Using multiple processor cores in R-Projet

Murat Yildizoglu

My laptop is equipped with a Core i7 processor with 4 cores that can execute in parallel 8 processes.

My R-project computations use only one single core, if I use the default instructions. I have ended up by thinking that it is a pity that other cores are just sitting idle (sort of), instead of contributing to the speed of my computations, even if I do not run yet really heavy ones in my research. As a consequence, I have started to look for an easy way to use all cores in R-project.

And, indeed, there is an easy solution to this problem. It uses the doMC library, and the instructions foreach and %dopar%. For example, for computing linear models with different dependent variables and a given set of exogenous ones, one can do the following computations:

library(doMC) # There are other parallel computing libraries
registerDoMC() # You must register one of them for foreach
getDoParWorkers() # Indicates you how many cores have been detected 
                  # by registerDoMC()

Suppose that you have a dataset called mydata, containing the dependent variables y1, y2, y3, and the independent variables, x1,x2,x3.

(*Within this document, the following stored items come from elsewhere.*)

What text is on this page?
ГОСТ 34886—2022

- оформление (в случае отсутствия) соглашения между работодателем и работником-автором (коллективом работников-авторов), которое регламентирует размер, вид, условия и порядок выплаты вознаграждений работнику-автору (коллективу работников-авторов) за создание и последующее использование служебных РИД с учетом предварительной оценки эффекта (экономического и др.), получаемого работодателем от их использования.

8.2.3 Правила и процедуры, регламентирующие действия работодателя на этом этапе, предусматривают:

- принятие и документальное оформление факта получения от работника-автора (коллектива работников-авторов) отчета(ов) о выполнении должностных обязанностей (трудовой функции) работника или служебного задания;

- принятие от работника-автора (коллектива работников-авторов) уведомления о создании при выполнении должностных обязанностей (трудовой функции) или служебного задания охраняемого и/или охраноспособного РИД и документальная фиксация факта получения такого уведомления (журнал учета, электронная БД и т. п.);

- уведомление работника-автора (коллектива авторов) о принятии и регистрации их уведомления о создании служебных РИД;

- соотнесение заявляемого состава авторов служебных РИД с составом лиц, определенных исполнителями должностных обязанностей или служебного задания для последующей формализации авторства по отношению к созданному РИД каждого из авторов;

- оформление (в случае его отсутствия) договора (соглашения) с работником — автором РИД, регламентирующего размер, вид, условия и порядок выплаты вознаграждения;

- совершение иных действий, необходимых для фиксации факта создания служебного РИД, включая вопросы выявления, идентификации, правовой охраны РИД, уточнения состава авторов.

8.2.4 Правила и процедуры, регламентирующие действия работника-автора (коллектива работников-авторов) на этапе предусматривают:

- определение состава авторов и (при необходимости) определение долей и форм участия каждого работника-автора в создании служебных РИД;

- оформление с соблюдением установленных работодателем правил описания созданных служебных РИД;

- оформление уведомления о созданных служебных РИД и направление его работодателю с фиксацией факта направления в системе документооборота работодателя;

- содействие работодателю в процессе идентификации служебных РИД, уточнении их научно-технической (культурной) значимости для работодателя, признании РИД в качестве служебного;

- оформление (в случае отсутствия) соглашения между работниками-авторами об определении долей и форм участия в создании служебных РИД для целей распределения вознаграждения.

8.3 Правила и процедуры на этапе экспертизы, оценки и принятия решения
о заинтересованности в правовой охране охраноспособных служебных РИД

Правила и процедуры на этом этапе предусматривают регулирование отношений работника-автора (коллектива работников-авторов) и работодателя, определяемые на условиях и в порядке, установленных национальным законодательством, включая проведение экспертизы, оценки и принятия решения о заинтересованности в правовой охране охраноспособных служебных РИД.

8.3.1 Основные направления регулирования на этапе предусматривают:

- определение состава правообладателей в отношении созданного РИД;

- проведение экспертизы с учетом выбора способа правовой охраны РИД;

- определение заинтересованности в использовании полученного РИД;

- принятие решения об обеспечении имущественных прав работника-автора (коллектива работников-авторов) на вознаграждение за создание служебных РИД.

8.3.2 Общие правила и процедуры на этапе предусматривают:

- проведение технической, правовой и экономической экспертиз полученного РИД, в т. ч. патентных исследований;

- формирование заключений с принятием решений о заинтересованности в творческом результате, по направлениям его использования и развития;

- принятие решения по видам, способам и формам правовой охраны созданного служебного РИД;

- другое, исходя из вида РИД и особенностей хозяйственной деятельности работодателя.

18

We can execute in parallel the estimation of linear models of each y on the set of independent variables, by executing the following code:

myVariableList <- c(\"y1\", \"y2\", \"y3\")  
results <- foreach(i = 1:length(myVariableList), .errorhandling=\"stop\", .inorder=TRUE)
%dopar% {
    model <- lm(as.formula(paste(myVariableList[i],\"~x1+x2+x3\")),data=mydata)
    return(model)
        }

%dopar% executes these estimations on different cores, in parallel and a list of the estimated models is saved in the variable results.

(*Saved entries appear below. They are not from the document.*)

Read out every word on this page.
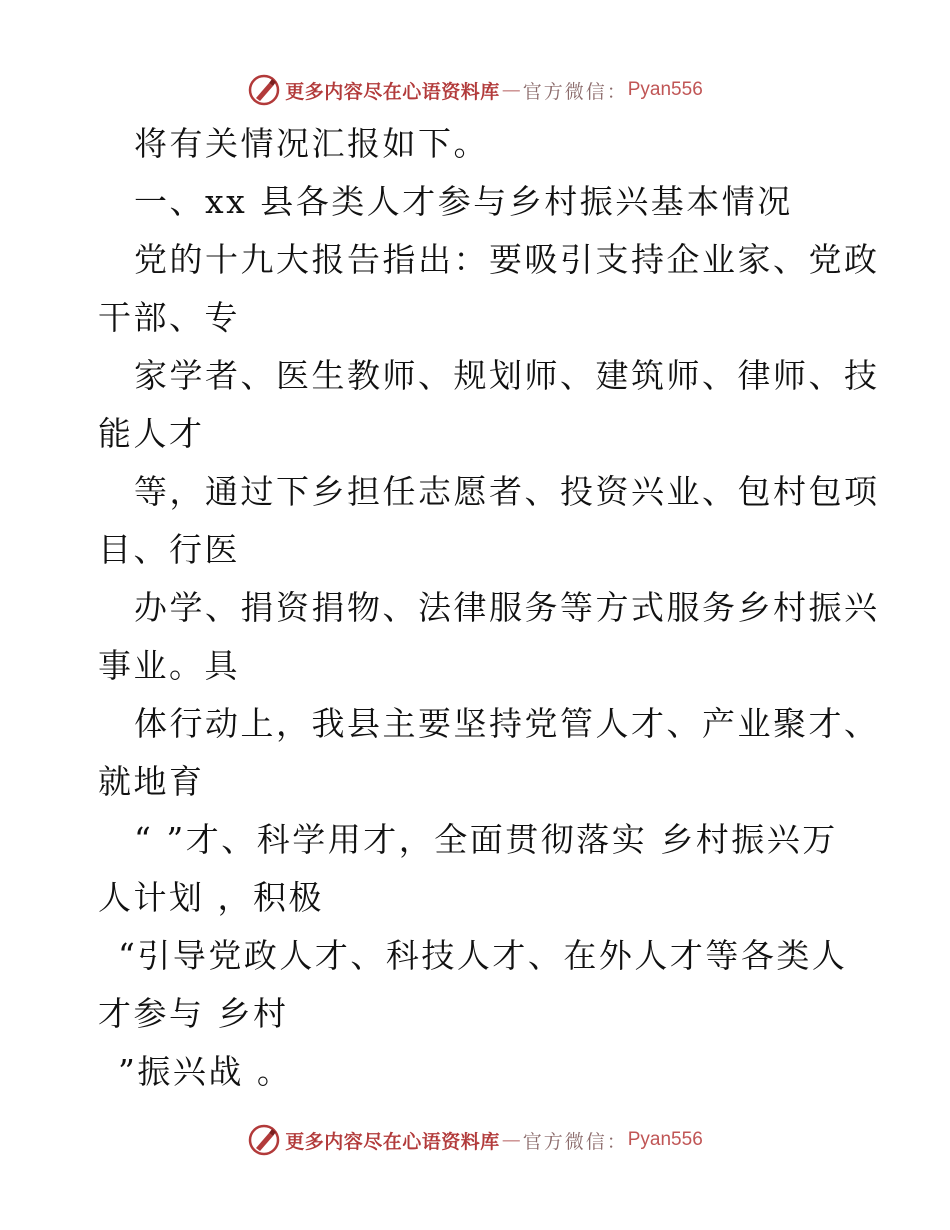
更多内容尽在心语资料库 — 官方微信： Pyan556
将有关情况汇报如下。
一、xx 县各类人才参与乡村振兴基本情况
党的十九大报告指出：要吸引支持企业家、党政
干部、专
家学者、医生教师、规划师、建筑师、律师、技
能人才
等，通过下乡担任志愿者、投资兴业、包村包项
目、行医
办学、捐资捐物、法律服务等方式服务乡村振兴
事业。具
体行动上，我县主要坚持党管人才、产业聚才、
就地育
“ ”才、科学用才，全面贯彻落实 乡村振兴万
人计划 ，积极
“引导党政人才、科技人才、在外人才等各类人
才参与 乡村
”振兴战 。
更多内容尽在心语资料库 — 官方微信： Pyan556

We can now look at the characteristics of the estimated models, by printing them successively on the output of R:

for (i in 1:length(results)) { print(summary(results[[i]])) }

VoilĂ !

Of course, this possibility is especially useful for more complex computations, like stepwise regressions with many independent variables, that can take some time, or regression trees with big datasets, etc.